Semelhanças de Pais Biológicos e Pais Adotivos:

Há pessoas que têm apenas possibilidade de gestar e dar à luz, não de criar. Há pessoas que têm a possibilidade de acolher e acompanhar amorosamente o crescimento da criança, embora não tenham podido gerá-la. Este momento, em que a adoção se torna realmente importante, é um caminho para a realização plena do adotante e do adotado.

Ao escolherem o caminho da adoção, as pessoas passam a viver uma “gravidez emocional” que, em alguns aspectos, se assemelha à gravidez biológica. Tanto os pais adotivos, quanto os pais biológicos possuem dúvidas como: “Como será esse filho?”, “Será saudável ou terá problemas?”, “Vai mudar muito a nossa vida?”, “Será que estamos preparados para criar esse filho?”, “Será que conseguiremos ser bons pais?”.

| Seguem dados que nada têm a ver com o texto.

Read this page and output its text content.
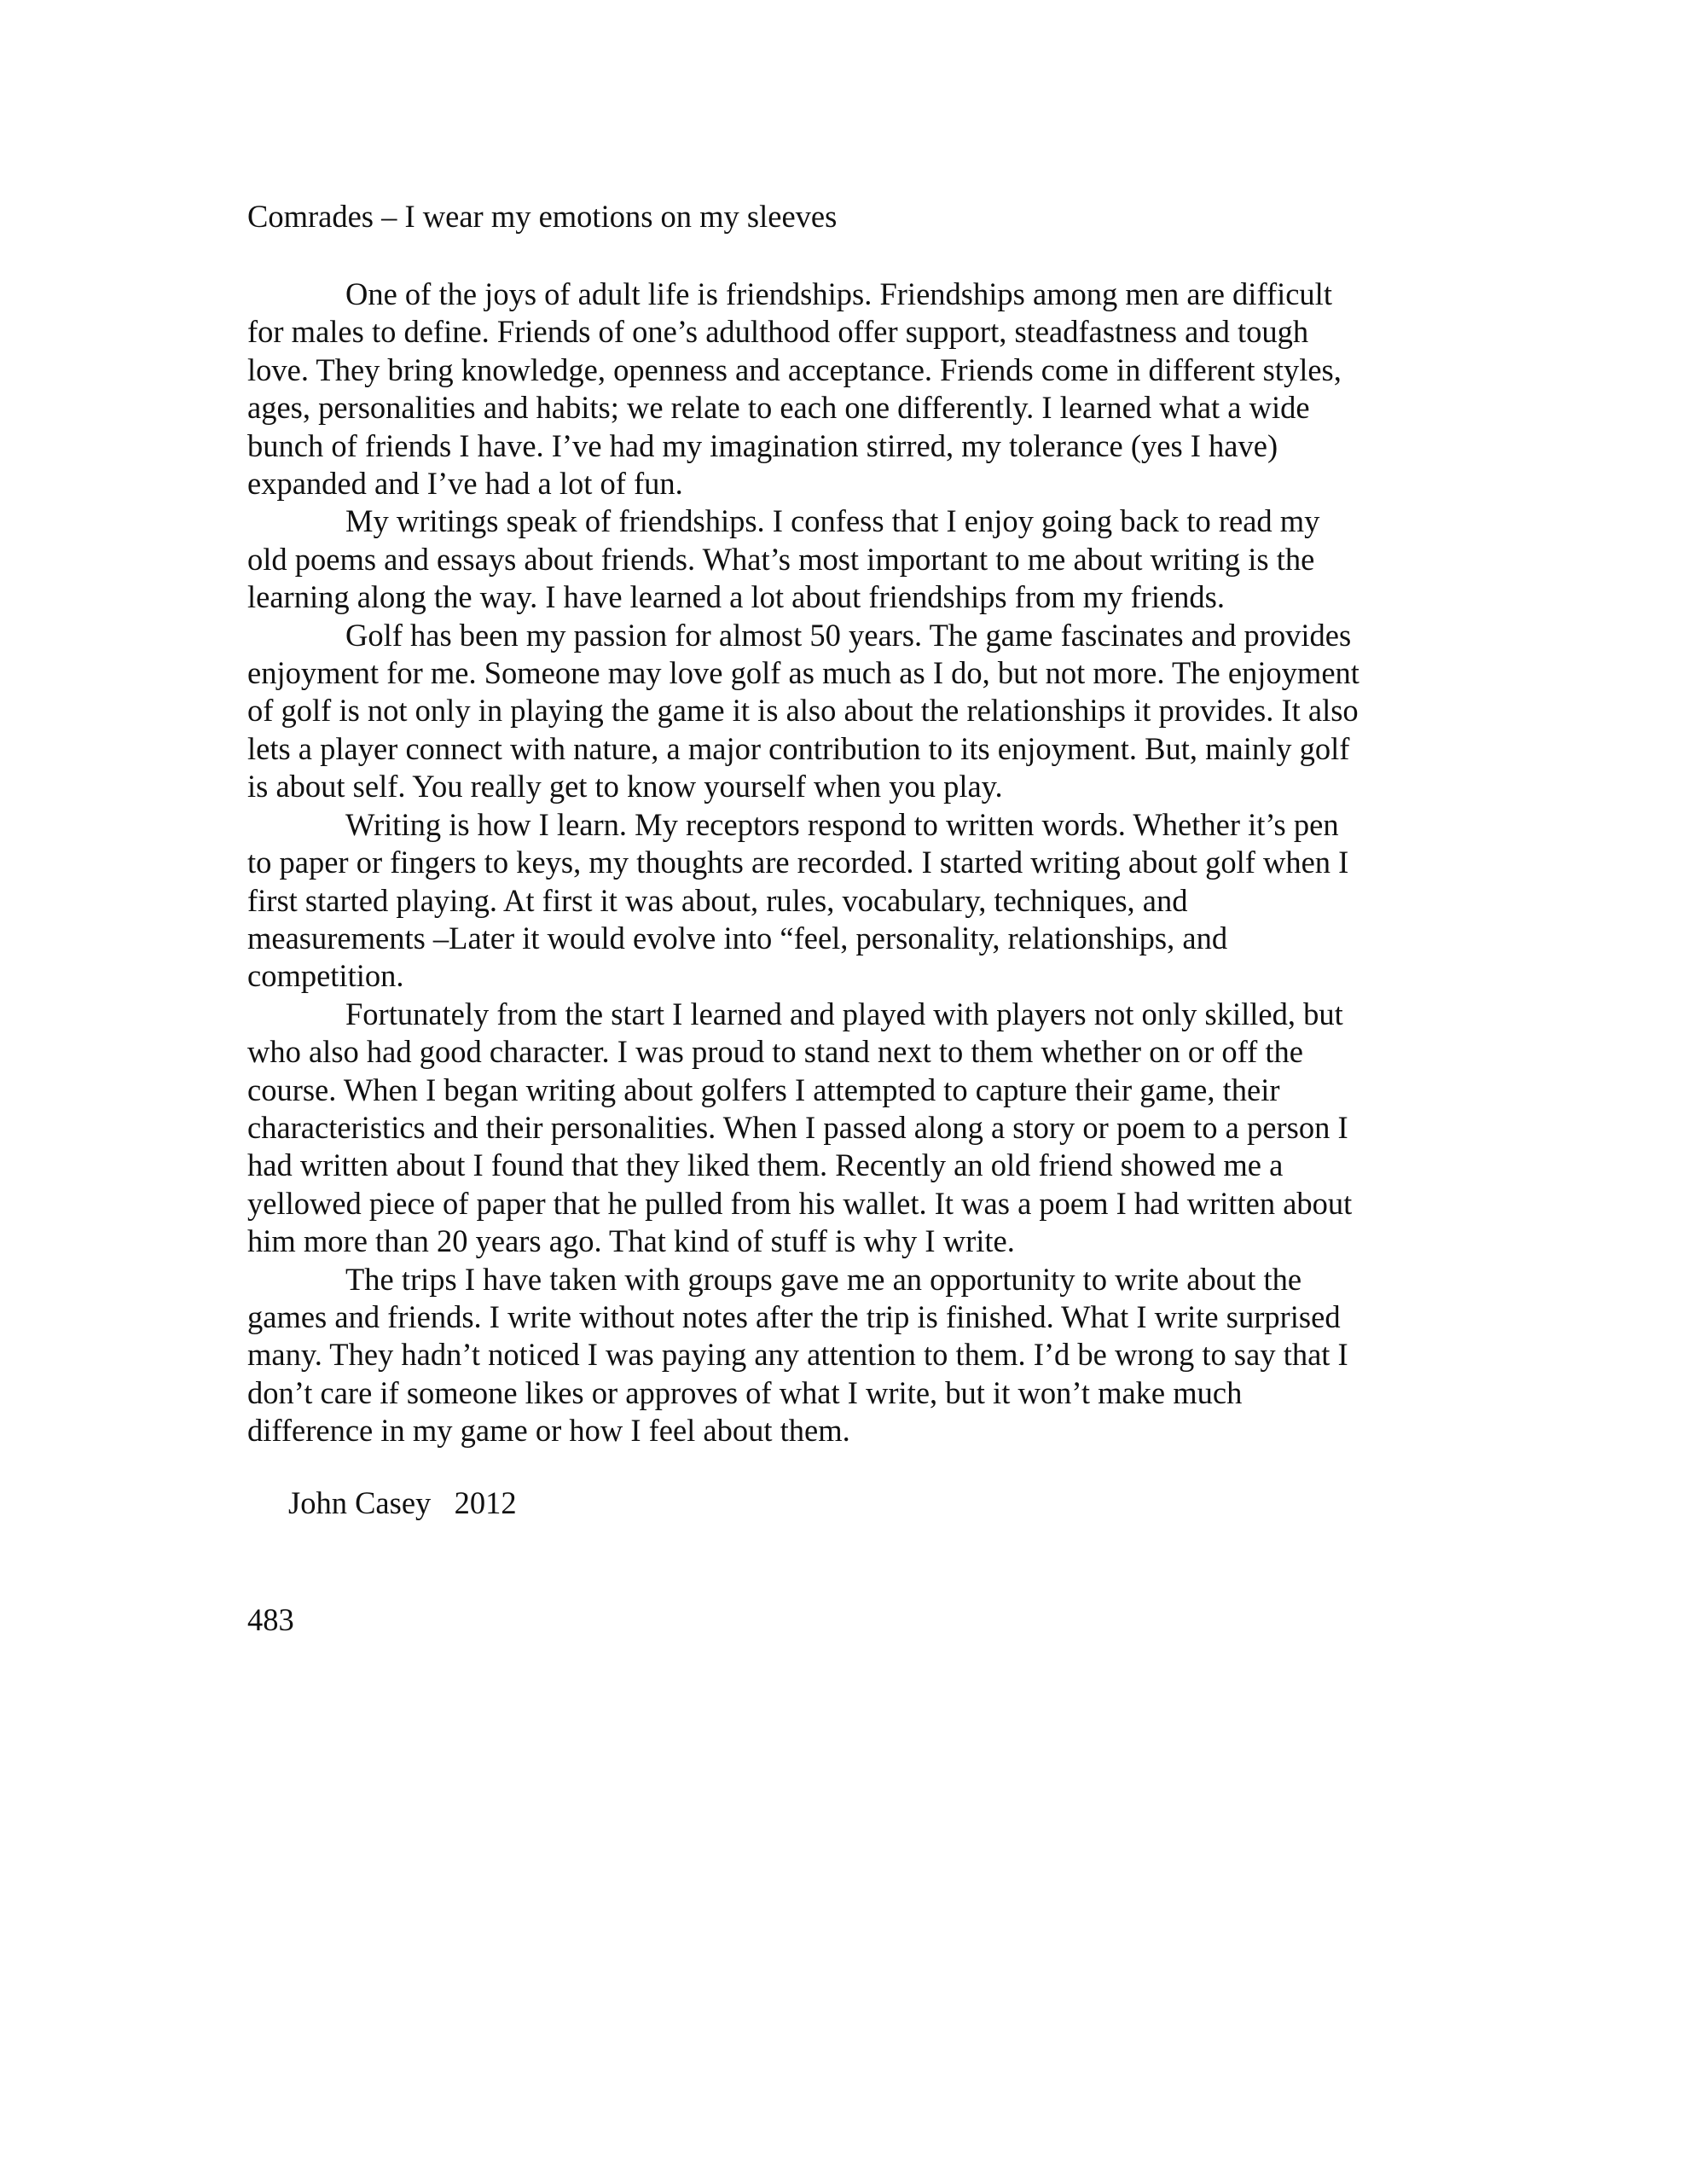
Comrades – I wear my emotions on my sleeves
One of the joys of adult life is friendships. Friendships among men are difficult
for males to define. Friends of one’s adulthood offer support, steadfastness and tough
love. They bring knowledge, openness and acceptance. Friends come in different styles,
ages, personalities and habits; we relate to each one differently. I learned what a wide
bunch of friends I have. I’ve had my imagination stirred, my tolerance (yes I have)
expanded and I’ve had a lot of fun.
My writings speak of friendships. I confess that I enjoy going back to read my
old poems and essays about friends. What’s most important to me about writing is the
learning along the way. I have learned a lot about friendships from my friends.
Golf has been my passion for almost 50 years. The game fascinates and provides
enjoyment for me. Someone may love golf as much as I do, but not more. The enjoyment
of golf is not only in playing the game it is also about the relationships it provides. It also
lets a player connect with nature, a major contribution to its enjoyment. But, mainly golf
is about self. You really get to know yourself when you play.
Writing is how I learn. My receptors respond to written words. Whether it’s pen
to paper or fingers to keys, my thoughts are recorded. I started writing about golf when I
first started playing. At first it was about, rules, vocabulary, techniques, and
measurements –Later it would evolve into “feel, personality, relationships, and
competition.
Fortunately from the start I learned and played with players not only skilled, but
who also had good character. I was proud to stand next to them whether on or off the
course. When I began writing about golfers I attempted to capture their game, their
characteristics and their personalities. When I passed along a story or poem to a person I
had written about I found that they liked them. Recently an old friend showed me a
yellowed piece of paper that he pulled from his wallet. It was a poem I had written about
him more than 20 years ago. That kind of stuff is why I write.
The trips I have taken with groups gave me an opportunity to write about the
games and friends. I write without notes after the trip is finished. What I write surprised
many. They hadn’t noticed I was paying any attention to them. I’d be wrong to say that I
don’t care if someone likes or approves of what I write, but it won’t make much
difference in my game or how I feel about them.
John Casey   2012
483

Os laços de sangue, não trazem consigo a garantia do amor eterno, ou seja, os filhos biológicos nem sempre presenciam um cenário de laços afetivos duradouros. Na adoção, os verdadeiros laços de sangue são construídos no convívio.

Assim como na gravidez biológica, no caso da adoção, os adotantes podem sentir medo de ter um filho malformado, com retardo, ou com problemas graves. Quando se adota um bebê aparentemente saudável, nada impede que, mais tarde, venham surgir doenças, inclusive hereditárias. O mesmo pode acontecer com os filhos biológicos. No entanto, cuidar de uma criança ou adolescente com problemas é um desafio e uma oportunidade de evolução da capacidade de amar, com especial disponibilidade.

Amor é importante, fundamental, essencial, mas não é o bastante. Além de sentir, é preciso demonstrá-lo, de modo que os outros possam perceber esse amor no dia-a-dia do convívio. Especialmente em período mais difíceis, pelos quais todas as famílias passam, é preciso ter a lucidez, firmeza, conscientização do que está acontecendo, aceitação da presença de outros sentimentos, misturados nessa matriz básica do gostar.